JUST CALL HER SENATOR FRAZIER
Published: May 23, 2003
By SCOTTA CALLISTER
Of the Keizertimes
Codi Frazier, the Keizer 10-year-old who is battling bone cancer, got to be a state senator this month.
"It was a great visit," said her aunt, Loni Barrett, of the special activities at the state Capitol on May 7. "She got to be Sen. Frazier for the day."
Along with the title, Codi conducted a committee hearing, met with Gov. Ted Kulongoski, and held a press conference. She and the governor exchanged gifts - she gave him an engraved clock from Disneyland, and he gave her three autographed items: an Oregon Blue Book, a photo of himself and an Oregon Ducks football.
Codi also got to eat in the Senate's members-only dining room.
"We had to go to the cafeteria, and Codi ate with all the other senators," Barrett said. "She liked that."
Supporters organized the day for Codi, who has been diagnosed with an inoperable tumor in her chest.
She was accepted for the trial of a new drug aimed at patients with inoperable cancer, and has begun taking that therapy. Barrett said last week that Codi had handled the first treatments well.
"Her blood counts are coming back really well, which is an encouraging sign," said Barrett.
The family is waiting for tests to determine whether the treatment is having an effect on the cancer.
In the meantime, Codi has achieved one of her dreams - a trip to Disneyland. Barrett, unsure how well she would tolerate the new drugs, whisked Codi off to Disneyland earlier this month, just as she began the drug trial.
The three-day visit was a big success. Codi had private meetings with both Mickie and Minnie Mouse, and ate at Goofy's Kitchen three times.
"Make-A-Wish paid for the first night and it was so much fun, we decided to do it three nights in a row," said Barrett.

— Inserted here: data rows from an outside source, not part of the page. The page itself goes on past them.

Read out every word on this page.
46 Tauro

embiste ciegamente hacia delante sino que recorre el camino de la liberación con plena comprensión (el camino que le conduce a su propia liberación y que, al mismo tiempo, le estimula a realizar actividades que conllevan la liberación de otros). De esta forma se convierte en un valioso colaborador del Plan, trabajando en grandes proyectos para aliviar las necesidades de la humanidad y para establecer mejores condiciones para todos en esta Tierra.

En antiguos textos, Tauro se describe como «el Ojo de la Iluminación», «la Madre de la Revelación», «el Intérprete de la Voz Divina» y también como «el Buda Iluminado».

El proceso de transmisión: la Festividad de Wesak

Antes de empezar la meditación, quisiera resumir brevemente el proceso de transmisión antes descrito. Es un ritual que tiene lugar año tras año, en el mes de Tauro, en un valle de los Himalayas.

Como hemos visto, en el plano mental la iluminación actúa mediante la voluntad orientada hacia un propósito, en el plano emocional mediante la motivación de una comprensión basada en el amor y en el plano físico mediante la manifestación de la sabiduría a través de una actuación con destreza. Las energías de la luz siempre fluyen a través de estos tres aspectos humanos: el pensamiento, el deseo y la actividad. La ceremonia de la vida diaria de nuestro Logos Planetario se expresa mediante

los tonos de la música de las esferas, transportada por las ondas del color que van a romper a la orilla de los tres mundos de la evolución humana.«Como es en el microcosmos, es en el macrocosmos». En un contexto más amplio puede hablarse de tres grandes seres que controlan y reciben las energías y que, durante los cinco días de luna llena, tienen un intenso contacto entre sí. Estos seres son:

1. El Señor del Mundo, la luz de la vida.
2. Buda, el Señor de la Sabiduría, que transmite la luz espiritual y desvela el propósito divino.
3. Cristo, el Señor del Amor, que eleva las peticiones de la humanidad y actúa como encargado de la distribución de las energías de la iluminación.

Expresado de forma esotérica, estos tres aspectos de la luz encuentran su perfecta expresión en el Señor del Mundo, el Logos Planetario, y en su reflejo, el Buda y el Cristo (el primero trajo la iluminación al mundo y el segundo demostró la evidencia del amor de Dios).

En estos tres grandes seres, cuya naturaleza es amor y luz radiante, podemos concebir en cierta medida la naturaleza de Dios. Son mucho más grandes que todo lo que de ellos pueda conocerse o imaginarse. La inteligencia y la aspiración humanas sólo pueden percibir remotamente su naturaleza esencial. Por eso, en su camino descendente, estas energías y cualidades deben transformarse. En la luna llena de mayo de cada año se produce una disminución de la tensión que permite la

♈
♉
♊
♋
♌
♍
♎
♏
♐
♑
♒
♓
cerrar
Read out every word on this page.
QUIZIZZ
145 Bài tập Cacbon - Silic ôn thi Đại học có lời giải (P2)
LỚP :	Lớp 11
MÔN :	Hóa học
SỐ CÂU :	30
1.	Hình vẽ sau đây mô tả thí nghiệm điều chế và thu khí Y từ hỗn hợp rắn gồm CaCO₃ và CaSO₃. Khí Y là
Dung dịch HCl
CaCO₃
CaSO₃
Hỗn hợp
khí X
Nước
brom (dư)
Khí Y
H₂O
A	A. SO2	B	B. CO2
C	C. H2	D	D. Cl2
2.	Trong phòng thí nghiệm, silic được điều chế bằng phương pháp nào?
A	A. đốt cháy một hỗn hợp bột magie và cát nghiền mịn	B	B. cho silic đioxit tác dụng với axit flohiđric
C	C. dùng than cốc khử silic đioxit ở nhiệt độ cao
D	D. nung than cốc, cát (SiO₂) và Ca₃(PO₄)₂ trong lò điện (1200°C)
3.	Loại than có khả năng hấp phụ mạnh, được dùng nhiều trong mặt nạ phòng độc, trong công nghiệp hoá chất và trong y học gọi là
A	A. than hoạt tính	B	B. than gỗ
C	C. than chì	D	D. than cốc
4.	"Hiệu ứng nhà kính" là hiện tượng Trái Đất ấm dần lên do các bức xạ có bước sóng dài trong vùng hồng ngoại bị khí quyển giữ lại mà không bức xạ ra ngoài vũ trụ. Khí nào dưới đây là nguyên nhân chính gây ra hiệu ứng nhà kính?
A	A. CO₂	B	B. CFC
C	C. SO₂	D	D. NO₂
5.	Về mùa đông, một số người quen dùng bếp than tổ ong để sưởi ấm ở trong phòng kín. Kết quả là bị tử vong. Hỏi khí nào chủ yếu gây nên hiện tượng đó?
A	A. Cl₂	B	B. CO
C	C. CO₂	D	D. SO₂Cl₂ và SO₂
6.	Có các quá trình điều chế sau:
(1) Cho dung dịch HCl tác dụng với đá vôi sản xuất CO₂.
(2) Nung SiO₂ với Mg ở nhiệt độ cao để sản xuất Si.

In addition to the Make-A-Wish Foundation, Codi's school - Cummings Elementary - set up an account to raise money to defray her family's costs and also help pay for her wishes. The Keizer Rotary, Salem Kiwanis, West Salem Rotary, local firefighters and other community supporters have been big contributors.
Char Sachtjen, principal at Cummings, said that as of Tuesday donations to the fund had topped $8,600.
She said that ranged from $10 checks from residents who read about Codi in the Keizertimes, to larger contributions from civic groups.
"The generosity is very touching, and very helpful to Codi's family," she said.
Meanwhile, Codi continues the therapy, and family members pack her days with the activities of a lifetime.
"I'm hoping that she turns into a miracle story," said Barrett.
Codi is scheduled to be co-grand marshal of the American Cancer Society's Relay for Life, set for June 13-14 at Chemeketa Community College. She will share the honor with Brian Holt, also of Keizer. Brian's brother, Chris, died Jan. 1 of complications from leukemia.